El homenaje se amplía este martes con diez nuevos nombres, entre ellos Marisa Paredes y Mayra Gómez Kemp
El parque de El Retiro, declarado Paisaje Cultural Patrimonio Mundial por la Unesco, suma nuevos nombres a su paisaje.
El Ayuntamiento de Madrid ha comenzado a instalar placas conmemorativas en bancos del parque para recordar a referentes de la cultura y la comunicación fallecidos en 2025.
Este lunes han quedado incorporados ocho nombres, y el homenaje continuará este martes con otras diez personalidades. Un gesto simbólico que fija su memoria en uno de los espacios más queridos por los madrileños.
Ocho figuras ya forman parte del paisaje del Retiro
Las primeras placas recuerdan al actor Manolo Zarzo, con más de 170 películas en su trayectoria; al novelista José María Guelbenzu; y a la actriz Verónica Echegui, reconocida por su versatilidad y compromiso.

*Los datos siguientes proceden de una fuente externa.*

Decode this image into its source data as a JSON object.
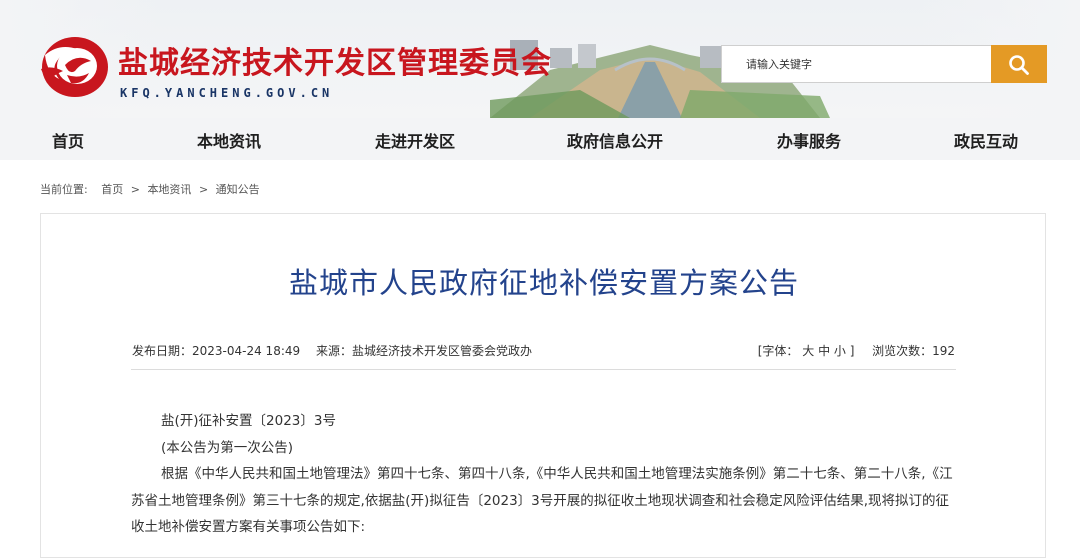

También rinden homenaje al actor Eusebio Poncela, destacado por sus trabajos con Pedro Almodóvar; a Manuel de la Calva, miembro del Dúo Dinámico; al pianista y compositor Felipe Campuzano; al artista plástico Gustavo Torner, vinculado a la modernización del arte contemporáneo español; y al escritor y periodista Alfonso Ussía, conocido por su estilo crítico e irónico.
Diez nuevas placas se inauguran este martes
El homenaje continuará este martes a las 13.00 horas en el paseo de Colombia del Retiro. Allí se descubrirán nuevas placas dedicadas a la comunicadora Mayra Gómez Kemp y a la actriz Marisa Paredes, entre otros nombres destacados.
La lista se completa con la poeta Julia Uceda, la galerista Helga de Alvear, el filólogo Francisco Rico, el actor y director Mariano Ozores, la artista La Chunga, el novelista Jaime de Armiñán, el arquitecto Antonio Fernández Alba y la periodista Victoria Prego.
Placas integradas en los bancos del parque
Según ha detallado el Ayuntamiento, las placas miden 20 por 10 centímetros y están fabricadas en latón con acabado en pátina de cuero. Se han integrado en los bancos mediante un cajeado en la madera, de modo que quedan perfectamente insertadas en su superficie.
Con esta iniciativa, Madrid convierte los paseos por El Retiro en un recorrido por la memoria cultural reciente de la ciudad, donde cada banco se transforma en un punto de recuerdo permanente.